As celebrações musicais na raia do Baixo Alentejo: espaços de sociabilidade e experiências partilhadas

A relação entre música e desenvolvimento deve partir de abordagens que questionem o poder e a hegemonia do capitalismo global, e o seu impacto na vida das pessoas (Harvey 2007). Atendendo os processos económicos globalizados e aos processos sociais localizados, com o enfoque na experiência e na acção colectiva (Alguacil Gómez 2005). Isto significa que o nosso olhar sobre festas e festivais como fatores de desenvolvimento turistico deve estar atento ao avanço do capitalismo e às suas implicações na cultura, através de uma abordagem que permita compreender de que forma estes fenómenos são tratados em contextos locais (Hernández-Ramírez 2015).

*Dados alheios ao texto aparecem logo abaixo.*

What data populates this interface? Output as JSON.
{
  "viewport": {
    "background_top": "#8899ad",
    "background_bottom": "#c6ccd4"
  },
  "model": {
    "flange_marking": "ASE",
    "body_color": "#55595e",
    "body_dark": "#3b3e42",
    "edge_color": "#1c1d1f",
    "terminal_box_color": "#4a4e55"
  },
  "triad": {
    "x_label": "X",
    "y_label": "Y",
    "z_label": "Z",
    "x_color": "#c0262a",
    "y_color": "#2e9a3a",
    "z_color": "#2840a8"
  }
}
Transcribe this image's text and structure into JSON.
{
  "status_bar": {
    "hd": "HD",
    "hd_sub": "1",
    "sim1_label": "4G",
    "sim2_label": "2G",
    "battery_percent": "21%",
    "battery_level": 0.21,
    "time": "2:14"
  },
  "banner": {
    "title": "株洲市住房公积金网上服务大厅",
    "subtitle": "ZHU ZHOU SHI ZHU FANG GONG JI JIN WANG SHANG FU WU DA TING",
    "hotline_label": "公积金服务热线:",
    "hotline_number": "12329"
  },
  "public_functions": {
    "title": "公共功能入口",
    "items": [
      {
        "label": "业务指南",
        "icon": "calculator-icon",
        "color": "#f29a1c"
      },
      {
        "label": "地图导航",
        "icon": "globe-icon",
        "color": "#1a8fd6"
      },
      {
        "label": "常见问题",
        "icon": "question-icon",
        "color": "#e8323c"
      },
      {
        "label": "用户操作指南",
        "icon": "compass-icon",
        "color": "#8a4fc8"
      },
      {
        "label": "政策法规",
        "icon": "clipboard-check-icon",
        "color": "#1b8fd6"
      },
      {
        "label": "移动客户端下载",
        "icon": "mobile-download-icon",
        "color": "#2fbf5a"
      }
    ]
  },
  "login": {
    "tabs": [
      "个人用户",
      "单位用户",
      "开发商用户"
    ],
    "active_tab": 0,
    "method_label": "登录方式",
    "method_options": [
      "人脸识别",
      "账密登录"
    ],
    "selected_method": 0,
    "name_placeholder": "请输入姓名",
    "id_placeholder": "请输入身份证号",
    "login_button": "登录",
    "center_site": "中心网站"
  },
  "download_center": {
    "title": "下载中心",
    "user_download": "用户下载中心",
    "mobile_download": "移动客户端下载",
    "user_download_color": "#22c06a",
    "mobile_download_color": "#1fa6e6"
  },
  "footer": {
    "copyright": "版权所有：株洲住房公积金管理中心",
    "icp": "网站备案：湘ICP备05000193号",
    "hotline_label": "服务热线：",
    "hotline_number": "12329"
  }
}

No caso do Alentejo a estratégia de desenvolvimento regional delineada em Bruxelas, no quadro de programação 2014-2020, está direcionada para a exploração do Património Natural e Cultural como setor económico com elevado potencial para a rentabilização dos fatores identitários, e as verbas que comparticipam a realização das festas e festivais estão inseridas neste domínio, desde que a) tenham elevado impacto em termos de projeção da imagem da região, nomeadamente internacional; b) estejam associadas ao património e à cultura; c) apresentem potencial de captação de fluxos turísticos. (Portugal2020: https://www.portugal2020.pt/Portal2020/Media/Default/Docs/Programas%20Operacionais/TEXTOS%20INTEGRAIS%20DOS%20PO/PORALENTEJO2020_alterado.pdf)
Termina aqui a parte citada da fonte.